Friday, April 24, 2009

Son...Today is not the last day of your life

American Scofflaw
Gerald Balzack was not terminally ill. He was not heading to prison and not filing for a divorce; there wasn’t anything wrong with him whatsoever. What he was, was a man in mid-life crises who felt like he was in a rut and a change was needed.

Balzack spent hours looking for answers wherever he could; he read magazines, searched the Internet and watched countless hours of Oprah looking for some kind of a spark only to find nothing. He thought because the world was in its technological stage and information about anything was just a click or two away that his problem would be solved easily and quickly…..he was mistaken.

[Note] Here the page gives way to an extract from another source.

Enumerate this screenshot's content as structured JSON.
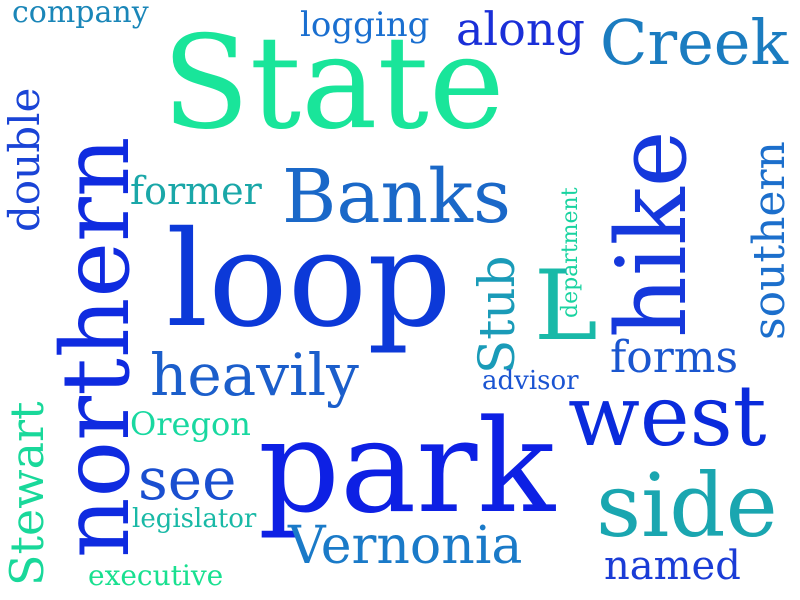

Then one day while reading the USA Today he opened up to a full page add that was titled, “Live Everyday like it was your last!” It was like being struck by a bolt of lightning.

People who survive life threatening accidents, surgery or anything serious are always saying to live life to the fullest; treat each day like it was your last. This was it! This was the spark he was searching for!

But how do you do that? Balzack began to realize that it takes a total transformation of your mind-set. In order to live each day like it was your last you would have to convince your mind that this day really is your last. If you knew you were going to die tomorrow what would you do today? Balzack went to bed with a smile on his face as he realized that tomorrow was the first, last day of his life.

Balzack woke up and threw on his bathrobe. As he opened the front door to breath in the fresh morning air the paper boy approached him. Balzack smiled and reached out to receive the paper from the boy. Balzack rolled it up ever so carefully and then smacked the paperboy across the head while laughing historically! The paperboy stood in shock only to receive a back-handed smack across the face with the same newspaper. The paperboy turned and ran only to be chased down the front walk while Balzack was swinging the rolled up newspaper, still laughing.

He sat down on his front steps exhausted but was now confident that his new life decision was just what he needed. He carefully began to plan the next part of his day.

Unfortunately for him the paperboy’s father was a police officer and before he could do anything else he was arrested and taken down to the police station. Unable to make bail he sat in a cell until his hearing where he was sentenced to 4 years in prison for aggravated assault on a minor.